By Colleen Jenkins
WINSTON-SALEM, North Carolina (Reuters) - North Carolina lawmakers took additional steps on Tuesday to repeal a divisive racial bias law in a move designed to restart executions in the state.
The 2009 Racial Justice Act, which permitted death-row inmates to cite statistics to help prove that racial discrimination affected their punishment, was already gutted last year by the Republican-led General Assembly.
Lawmakers said a full repeal of the legislation was needed to end the effective moratorium it had imposed on executions in the state. North Carolina has 152 inmates on death row but has not executed anyone since 2006.
"No one wants actual racial discrimination," Representative Paul Stam, a Republican, said during the debate of the proposed repeal. "What we don't want also is for race to be used for a pretext in order to stop the death penalty."
The House of Representatives passed the measure 77-40 and was expected to hold a final vote on Wednesday. The legislation will then go back to the Senate, where it passed along party lines in April.

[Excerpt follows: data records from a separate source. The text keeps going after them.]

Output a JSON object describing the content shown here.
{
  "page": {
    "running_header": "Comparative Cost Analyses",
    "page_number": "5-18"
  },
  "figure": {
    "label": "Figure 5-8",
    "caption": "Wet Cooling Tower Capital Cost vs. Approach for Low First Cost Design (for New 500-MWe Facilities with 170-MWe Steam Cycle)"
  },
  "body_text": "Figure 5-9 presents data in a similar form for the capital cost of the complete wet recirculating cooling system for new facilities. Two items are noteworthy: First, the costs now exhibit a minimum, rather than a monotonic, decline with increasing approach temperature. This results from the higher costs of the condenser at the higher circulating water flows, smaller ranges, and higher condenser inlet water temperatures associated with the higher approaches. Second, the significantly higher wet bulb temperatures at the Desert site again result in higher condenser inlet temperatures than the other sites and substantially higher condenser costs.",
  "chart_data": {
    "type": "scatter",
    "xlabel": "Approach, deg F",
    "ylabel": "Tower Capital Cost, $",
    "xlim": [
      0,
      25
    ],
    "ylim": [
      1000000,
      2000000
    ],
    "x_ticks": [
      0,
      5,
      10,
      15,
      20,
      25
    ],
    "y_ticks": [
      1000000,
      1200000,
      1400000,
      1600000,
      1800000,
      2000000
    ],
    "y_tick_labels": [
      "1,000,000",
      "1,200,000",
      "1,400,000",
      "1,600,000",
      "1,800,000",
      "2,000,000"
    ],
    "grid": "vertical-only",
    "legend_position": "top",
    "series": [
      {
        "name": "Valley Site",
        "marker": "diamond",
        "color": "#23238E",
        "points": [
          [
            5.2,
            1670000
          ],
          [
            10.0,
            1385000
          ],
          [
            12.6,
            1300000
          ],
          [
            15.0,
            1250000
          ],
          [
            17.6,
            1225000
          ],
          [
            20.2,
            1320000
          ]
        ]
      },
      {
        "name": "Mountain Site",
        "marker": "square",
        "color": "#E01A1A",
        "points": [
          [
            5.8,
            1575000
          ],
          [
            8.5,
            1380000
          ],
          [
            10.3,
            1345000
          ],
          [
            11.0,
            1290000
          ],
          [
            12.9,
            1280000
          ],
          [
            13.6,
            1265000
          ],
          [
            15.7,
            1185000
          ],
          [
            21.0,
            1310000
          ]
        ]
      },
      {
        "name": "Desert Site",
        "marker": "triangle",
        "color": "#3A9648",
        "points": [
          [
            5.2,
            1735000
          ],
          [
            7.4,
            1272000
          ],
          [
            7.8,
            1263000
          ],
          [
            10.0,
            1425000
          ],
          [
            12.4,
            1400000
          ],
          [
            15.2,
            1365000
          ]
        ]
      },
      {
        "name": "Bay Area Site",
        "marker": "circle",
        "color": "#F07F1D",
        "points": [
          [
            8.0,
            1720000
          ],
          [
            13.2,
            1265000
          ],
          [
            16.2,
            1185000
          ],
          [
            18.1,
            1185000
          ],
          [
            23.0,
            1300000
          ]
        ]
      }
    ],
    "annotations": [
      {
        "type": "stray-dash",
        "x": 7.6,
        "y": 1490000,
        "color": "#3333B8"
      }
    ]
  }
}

In 2009, then Democratic Governor Beverly Perdue signed the Racial Justice Act into law when Democrats controlled the legislature. The law allowed an inmate's sentence to be changed to life in prison without parole if a judge determined that racial bias played a significant role in sentencing.
Supporters of the act hailed it as a historic measure that addressed a long history of racial injustice in the state's death penalty system. Critics say it has created unnecessary costs and delays.
In the act's first test, a state judge last year commuted the death sentence of a black man convicted of murder to life in prison, citing abundant evidence of "the persistent, distorting role of race in jury selection in North Carolina."
Statistics show that of the 152 people on death row in North Carolina, 80 are black, 62 are white and the remainder fall into other racial categories in a state where African Americans overall make up around a fifth of the population.
Democratic legislators urged their colleagues on Tuesday not to abandon a law they said had helped expose intentional discrimination in cases where inmates had otherwise exhausted their appeals. They said the law was designed to root out prejudice from trials, not to stop the death penalty.
"We remain imprisoned by the past as long as we continue to deny its existence," said Representative Rick Glazier, a Democrat.
(Editing by Cynthia Johnston and Bob Burgdorfer)
Source: http://news.yahoo.com/north-carolina-lawmakers-want-repeal-bias-law-restart-002158761.html
nicklas backstrom discovery shuttle allure jane goodall saturday night fever glamping forgetting sarah marshall
No comments:
Post a Comment
Note: Only a member of this blog may post a comment.